I knew about this album before I found it and bought it on impulse through an article in Mojo about Lee Perry and his Black Ark studio, where this album was presumably recorded. The article goes into details on his complex, intense and freeform religious convictions, including a personal genie called Eenie Meanie Tekel. Hypothetically, if I met Lee Perry in the street (a street in Switzerland now, apparently), could we have a good old hypothetical chat about Super Ape? My own spirituality - that is to say a non-spirituality, being as I am more or less an atheist - would surely be incompatible with his. Would it be a more worthwhile conversation if I claimed to believe in the same things?
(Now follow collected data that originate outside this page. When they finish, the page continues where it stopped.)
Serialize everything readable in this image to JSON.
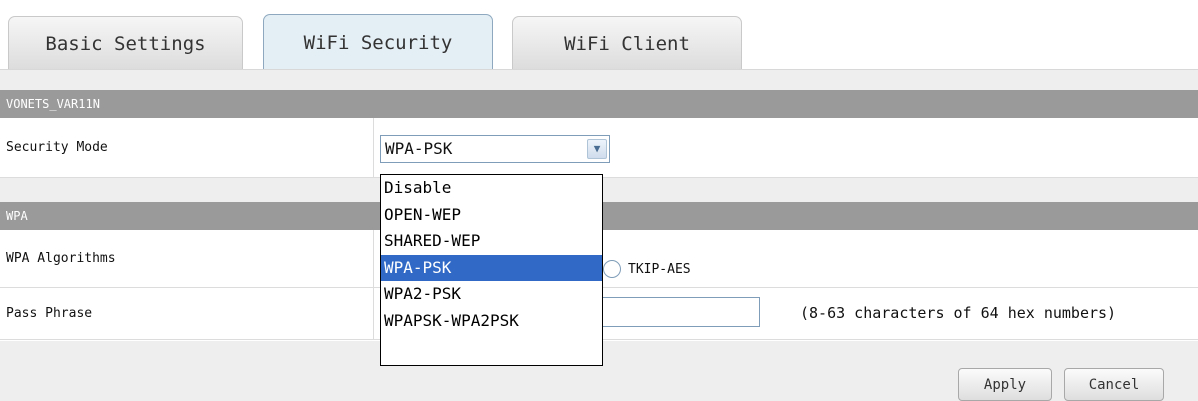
{
  "tabs": [
    {
      "label": "Basic Settings",
      "active": false
    },
    {
      "label": "WiFi Security",
      "active": true
    },
    {
      "label": "WiFi Client",
      "active": false
    }
  ],
  "network": {
    "ssid_header": "VONETS_VAR11N"
  },
  "security_mode": {
    "label": "Security Mode",
    "selected": "WPA-PSK",
    "options": [
      "Disable",
      "OPEN-WEP",
      "SHARED-WEP",
      "WPA-PSK",
      "WPA2-PSK",
      "WPAPSK-WPA2PSK"
    ],
    "highlighted": "WPA-PSK"
  },
  "wpa": {
    "header": "WPA",
    "algorithms_label": "WPA Algorithms",
    "algorithm_option": "TKIP-AES",
    "pass_phrase_label": "Pass Phrase",
    "pass_phrase_value": "",
    "pass_phrase_hint": "(8-63 characters of 64 hex numbers)"
  },
  "buttons": {
    "apply": "Apply",
    "cancel": "Cancel"
  },
  "colors": {
    "header_bar": "#9a9a9a",
    "selected_option": "#3169c6",
    "active_tab": "#e4eef5"
  }
}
I don't think it would. People who listen to music from different cultures and assume they are partway assimilating themselves into those cultures are mistaken. Sure, cultural differences between two people can be bridged by mutual understanding, but it doesn't follow that you automatically become connected to a person or people by exploring their culture. A person who tries to bridge boundaries of nationality, class, race or religion by doing this comprehends people by making rigidly inaccurate mental models of them, instead of engaging them as individuals with their own ideas and thoughts; as equals, in other words. Whatever else Perry believes, he must surely, like everyone else, believe in himself as an individual personality, and not just his own culture and spirituality made flesh. It's what we all have in common that's more important. I think that if you hypothetically met most musicians from anywhere in the world on the street they'd be happier that, instead of having to immerse yourself in their culture in either its more superficial (clothes, hair, drugs) or profound (philosopy, religion) forms in order to feel an affinity with their music, you liked the music they had made well enough with their own creative ideas for it to appeal to you from across cultural boundaries by simply being good music on anyone's terms. I've never really listened to anything outside of pop and its derivatives before, but I enjoyed this album. There was stuff in it I'd never heard before, and that's enough for me.